A post concerning Boris’ departure from Parliament

The problem with supremacy, by its fundamental nature, is that it is absolute. Supremacy cannot be shared. You have it, or you don’t. It’s all to do with power.

We have always revered power and order. That is why we have Kings, Prime Ministers and Parliaments. We crave to know who tops the order – to fear, to revere; to challenge or to obey. Battles for supremacy are as old as time itself. Conflict between former Prime Minister Boris Johnson and Parliament comes as no surprise.

Regular readers of my blog may recall two previous posts relating to the exercise of power – from September 2019 concerning Boris Johnson’s prorogation of Parliament; and November 2022 relating to Prime Ministers’ use of prerogative powers.

The proroguing issue concerned a legal challenge to the government by Gina Miller, determined in the Supreme Court with a judgment from former President Brenda Hale. Miller’s case was that the Boris Johnson had sought to remove parliament’s oversight of Brexit by ‘standing Parliament down’ for an extended period. The Supreme Court determined that this was unlawful. Parliament was sovereign – it alone held the ultimate authority and could not be shut down by the executive. Hale LJ put it thus, ‘The sovereignty of Parliament would… be undermined as the foundational principle of our constitution if the executive could, through the use of the prerogative, prevent Parliament from exercising its legislative authority for as long as it pleased’.

The prerogative powers, formerly held exclusively by Kings but now wielded by their Prime Ministers again came under scrutiny by former Lord Chief Justice Igor Judge, when discussing Prime Ministerial appointments to the House of Lords, and PM Liz Truss’ attempt to exercise presidential powers, forcing through fiscal measures without Parliamentary oversight and ratification.

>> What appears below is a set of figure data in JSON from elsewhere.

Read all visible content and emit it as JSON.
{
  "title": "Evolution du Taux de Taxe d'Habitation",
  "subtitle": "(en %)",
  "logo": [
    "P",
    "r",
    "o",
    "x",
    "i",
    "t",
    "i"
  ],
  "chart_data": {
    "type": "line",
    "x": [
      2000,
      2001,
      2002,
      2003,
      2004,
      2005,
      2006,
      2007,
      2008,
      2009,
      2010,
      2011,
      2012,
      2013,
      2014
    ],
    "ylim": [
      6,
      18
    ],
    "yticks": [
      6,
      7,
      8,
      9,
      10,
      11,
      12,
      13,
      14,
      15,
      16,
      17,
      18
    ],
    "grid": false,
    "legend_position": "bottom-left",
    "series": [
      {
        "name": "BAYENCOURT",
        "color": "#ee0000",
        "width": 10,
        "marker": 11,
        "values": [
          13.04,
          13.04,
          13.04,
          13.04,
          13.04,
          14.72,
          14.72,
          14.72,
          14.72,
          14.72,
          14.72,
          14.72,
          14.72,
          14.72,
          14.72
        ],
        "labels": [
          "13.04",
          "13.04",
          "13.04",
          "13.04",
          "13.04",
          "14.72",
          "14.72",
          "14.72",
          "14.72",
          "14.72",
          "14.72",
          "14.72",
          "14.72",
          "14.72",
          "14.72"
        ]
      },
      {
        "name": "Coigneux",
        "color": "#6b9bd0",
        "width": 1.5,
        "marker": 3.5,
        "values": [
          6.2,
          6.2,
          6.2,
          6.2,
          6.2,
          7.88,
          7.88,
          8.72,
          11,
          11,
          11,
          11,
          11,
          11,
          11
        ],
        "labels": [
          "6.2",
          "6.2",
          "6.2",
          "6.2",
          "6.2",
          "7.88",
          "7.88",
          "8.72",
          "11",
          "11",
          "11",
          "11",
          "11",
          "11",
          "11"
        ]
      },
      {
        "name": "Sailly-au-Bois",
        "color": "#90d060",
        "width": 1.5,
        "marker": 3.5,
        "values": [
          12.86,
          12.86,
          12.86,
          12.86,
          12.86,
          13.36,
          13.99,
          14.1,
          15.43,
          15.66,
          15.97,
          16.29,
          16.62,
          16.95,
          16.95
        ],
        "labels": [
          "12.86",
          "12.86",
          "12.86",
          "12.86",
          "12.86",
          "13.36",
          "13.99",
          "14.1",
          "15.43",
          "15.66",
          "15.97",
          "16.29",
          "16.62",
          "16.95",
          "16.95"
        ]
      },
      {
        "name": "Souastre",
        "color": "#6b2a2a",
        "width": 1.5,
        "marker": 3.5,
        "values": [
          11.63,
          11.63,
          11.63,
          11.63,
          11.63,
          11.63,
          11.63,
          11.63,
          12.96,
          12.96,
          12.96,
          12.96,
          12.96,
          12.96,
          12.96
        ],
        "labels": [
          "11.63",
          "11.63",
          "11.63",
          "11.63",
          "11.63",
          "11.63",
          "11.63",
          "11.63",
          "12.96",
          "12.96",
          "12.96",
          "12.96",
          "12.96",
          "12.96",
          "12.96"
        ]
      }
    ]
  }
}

To consider the back-story of the struggle for supremacy we need to return to 1610 and King James I, son of Mary Queen of Scots. His battle was with Lord Chief Justice Edward Coke in the cases of ‘Dispensing Power’ and ‘Prohibitions del Roy’, the latter reported at [1607] EWHC KB J23. In Coke’s case notes (page 126 & 38) he wrote,

in Things which are not incident solely and inseparably to the Person of the King, but belong to every Subject, and may be severed, there an Act of Parliament may absolutely bind the King’…..The law of England is divided into three parts, common law, statute law and custom; but the King’s proclamation is none of them … and it was resolved that the King had no prerogative, but that which the law of the land allows him‘.

It is possible that legal history will report on ‘Partygate’ with more elegance than does currently the popular press. The House of Commons Committee of Privileges, representing the supremacy of Parliament, concluded that Parliament had been deliberately misled. Johnson’s assertion of ‘Kangaroo court’ to Parliament’s right to regulate itself was seen off. Had he not resigned he would have been suspended and likely expelled by his electorate under s.14 Recall of MPs Act 2015.

Boris Johnson’s challenge was not to a random committee, but to a sovereign Parliament. Perhaps this is why his departure from front-line politics was inevitable, and proves more than timely?